Now, the 35-year-old, playing in what would be his final Major League season, had a chance at history. An opportunity for greatness. With a triple, he could become the the fifth Ranger to hit for the cycle and the 15th catcher in baseball history. He only had five three-baggers in his career up to that point and, let's just say, was not the most nimble of baserunners in the league.
But on a 2-1 count and a towering drive into the Fenway Park triangle, it happened:

Bengie, the Texas dugout and the broadcast were ecstatic. After the game, he relayed his thoughts on the moment to
"You have it in your head, but you're not thinking about hitting a triple ... just hit the ball hard," Molina said. "But when he dropped the ball, that's when you're thinking, 'Got to go, got to go.'"

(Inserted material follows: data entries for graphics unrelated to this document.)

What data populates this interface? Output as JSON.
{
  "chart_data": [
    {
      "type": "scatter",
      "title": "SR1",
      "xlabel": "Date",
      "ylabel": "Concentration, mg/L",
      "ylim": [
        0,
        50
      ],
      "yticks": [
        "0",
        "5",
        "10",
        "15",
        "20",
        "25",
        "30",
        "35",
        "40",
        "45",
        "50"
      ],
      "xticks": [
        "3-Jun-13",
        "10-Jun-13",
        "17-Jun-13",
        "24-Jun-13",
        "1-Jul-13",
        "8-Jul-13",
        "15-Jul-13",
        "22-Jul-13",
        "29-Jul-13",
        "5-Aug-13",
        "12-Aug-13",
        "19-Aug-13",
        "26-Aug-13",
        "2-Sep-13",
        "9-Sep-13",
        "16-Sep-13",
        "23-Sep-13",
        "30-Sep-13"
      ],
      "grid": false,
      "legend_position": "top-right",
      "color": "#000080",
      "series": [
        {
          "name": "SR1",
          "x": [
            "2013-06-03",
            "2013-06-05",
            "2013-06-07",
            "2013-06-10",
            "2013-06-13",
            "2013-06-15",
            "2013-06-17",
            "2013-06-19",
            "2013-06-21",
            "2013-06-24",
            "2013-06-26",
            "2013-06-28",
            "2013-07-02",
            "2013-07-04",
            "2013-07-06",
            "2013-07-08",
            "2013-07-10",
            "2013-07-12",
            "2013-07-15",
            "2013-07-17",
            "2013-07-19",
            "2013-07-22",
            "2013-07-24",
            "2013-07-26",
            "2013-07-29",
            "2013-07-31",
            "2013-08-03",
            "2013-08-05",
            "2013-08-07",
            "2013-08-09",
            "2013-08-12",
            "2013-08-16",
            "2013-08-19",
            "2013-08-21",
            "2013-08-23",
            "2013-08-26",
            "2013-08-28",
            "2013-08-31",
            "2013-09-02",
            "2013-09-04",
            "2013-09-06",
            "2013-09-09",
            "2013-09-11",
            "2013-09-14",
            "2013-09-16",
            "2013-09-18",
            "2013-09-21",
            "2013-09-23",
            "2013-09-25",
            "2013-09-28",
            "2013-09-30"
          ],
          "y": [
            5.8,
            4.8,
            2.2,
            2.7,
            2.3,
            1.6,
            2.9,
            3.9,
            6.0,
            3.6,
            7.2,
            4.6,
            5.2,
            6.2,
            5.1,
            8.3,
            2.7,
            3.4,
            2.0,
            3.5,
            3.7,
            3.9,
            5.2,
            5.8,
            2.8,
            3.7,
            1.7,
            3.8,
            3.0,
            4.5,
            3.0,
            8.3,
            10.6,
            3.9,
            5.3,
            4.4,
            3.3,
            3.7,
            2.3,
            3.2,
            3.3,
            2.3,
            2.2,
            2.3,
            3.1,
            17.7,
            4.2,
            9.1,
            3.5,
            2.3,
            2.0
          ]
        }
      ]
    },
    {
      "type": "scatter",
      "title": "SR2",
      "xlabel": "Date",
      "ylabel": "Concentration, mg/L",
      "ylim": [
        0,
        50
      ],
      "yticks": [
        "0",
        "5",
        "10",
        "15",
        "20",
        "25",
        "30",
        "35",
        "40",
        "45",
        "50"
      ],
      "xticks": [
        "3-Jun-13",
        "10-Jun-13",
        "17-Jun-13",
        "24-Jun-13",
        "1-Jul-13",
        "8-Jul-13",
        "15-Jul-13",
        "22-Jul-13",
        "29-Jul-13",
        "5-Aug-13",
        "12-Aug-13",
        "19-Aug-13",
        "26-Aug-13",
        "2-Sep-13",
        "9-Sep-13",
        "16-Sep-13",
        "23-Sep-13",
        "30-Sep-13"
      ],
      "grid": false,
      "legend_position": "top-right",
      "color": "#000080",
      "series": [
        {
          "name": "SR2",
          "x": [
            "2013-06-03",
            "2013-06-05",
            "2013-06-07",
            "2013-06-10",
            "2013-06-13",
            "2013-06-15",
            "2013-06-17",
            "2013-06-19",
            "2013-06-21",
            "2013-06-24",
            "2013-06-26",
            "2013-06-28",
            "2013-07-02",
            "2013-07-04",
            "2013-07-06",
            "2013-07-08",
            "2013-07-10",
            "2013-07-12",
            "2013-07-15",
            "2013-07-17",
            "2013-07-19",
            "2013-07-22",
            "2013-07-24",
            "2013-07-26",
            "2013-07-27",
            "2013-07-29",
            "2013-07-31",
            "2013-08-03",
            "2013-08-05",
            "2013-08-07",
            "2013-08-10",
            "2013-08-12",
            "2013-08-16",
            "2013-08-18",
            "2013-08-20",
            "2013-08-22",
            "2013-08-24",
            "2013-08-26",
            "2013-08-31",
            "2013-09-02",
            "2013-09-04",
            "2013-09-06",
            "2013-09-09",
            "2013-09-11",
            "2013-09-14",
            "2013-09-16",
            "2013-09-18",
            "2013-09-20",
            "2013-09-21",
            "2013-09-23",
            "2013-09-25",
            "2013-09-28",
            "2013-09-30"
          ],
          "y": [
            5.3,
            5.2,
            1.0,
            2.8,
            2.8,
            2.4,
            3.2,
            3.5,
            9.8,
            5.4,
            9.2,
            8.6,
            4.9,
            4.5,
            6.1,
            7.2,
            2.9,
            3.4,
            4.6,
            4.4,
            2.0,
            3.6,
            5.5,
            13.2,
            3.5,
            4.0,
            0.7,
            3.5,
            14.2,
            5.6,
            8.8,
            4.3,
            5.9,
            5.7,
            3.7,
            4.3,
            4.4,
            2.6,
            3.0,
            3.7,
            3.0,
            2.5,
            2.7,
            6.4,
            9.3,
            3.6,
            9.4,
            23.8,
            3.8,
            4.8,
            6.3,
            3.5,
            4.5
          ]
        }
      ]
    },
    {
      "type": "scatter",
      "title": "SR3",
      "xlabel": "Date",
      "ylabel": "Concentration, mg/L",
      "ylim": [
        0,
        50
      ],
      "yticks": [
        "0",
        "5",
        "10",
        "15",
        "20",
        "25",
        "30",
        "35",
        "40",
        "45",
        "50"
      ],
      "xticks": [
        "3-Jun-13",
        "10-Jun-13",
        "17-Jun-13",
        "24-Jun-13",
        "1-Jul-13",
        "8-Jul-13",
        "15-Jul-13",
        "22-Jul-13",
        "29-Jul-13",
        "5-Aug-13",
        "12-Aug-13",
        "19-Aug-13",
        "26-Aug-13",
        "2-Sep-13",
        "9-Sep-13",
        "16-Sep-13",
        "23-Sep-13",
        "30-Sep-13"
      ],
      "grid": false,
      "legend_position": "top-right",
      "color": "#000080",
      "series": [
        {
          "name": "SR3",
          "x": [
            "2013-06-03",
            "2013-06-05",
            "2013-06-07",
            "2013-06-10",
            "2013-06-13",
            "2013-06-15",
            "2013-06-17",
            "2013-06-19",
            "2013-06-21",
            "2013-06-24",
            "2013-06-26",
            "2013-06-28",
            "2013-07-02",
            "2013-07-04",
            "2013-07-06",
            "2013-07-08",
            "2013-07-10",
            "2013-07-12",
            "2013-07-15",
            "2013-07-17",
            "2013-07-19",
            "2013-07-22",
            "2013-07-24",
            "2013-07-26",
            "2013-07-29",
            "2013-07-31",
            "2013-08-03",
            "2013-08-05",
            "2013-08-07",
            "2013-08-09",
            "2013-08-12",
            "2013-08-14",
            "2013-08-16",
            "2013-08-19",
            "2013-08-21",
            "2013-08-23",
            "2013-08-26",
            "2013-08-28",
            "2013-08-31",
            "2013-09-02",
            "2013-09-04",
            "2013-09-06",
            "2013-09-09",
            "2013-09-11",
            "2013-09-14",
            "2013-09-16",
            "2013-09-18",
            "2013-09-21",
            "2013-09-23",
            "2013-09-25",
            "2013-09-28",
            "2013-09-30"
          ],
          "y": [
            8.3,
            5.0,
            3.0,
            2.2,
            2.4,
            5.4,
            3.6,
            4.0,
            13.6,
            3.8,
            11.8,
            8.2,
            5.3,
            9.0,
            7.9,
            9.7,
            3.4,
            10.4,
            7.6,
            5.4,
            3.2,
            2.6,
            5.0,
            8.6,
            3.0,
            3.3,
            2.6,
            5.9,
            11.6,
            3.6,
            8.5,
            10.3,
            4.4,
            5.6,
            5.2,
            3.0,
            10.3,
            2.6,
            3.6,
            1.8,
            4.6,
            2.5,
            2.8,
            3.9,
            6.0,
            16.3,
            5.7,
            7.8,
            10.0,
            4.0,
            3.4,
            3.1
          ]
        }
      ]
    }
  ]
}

And for his career as a whole: 
"This means a lot. I'm not a stats guy; everybody who knows me knows that. That's an individual thing, but being one of the slowest guys in the world, and being criticized for it all my career, to be able to do something like that really makes me feel good."
Molina also became the first catcher to ever hit a grand slam as part of a cycle -- enshrining the play in Cooperstown for all eternity.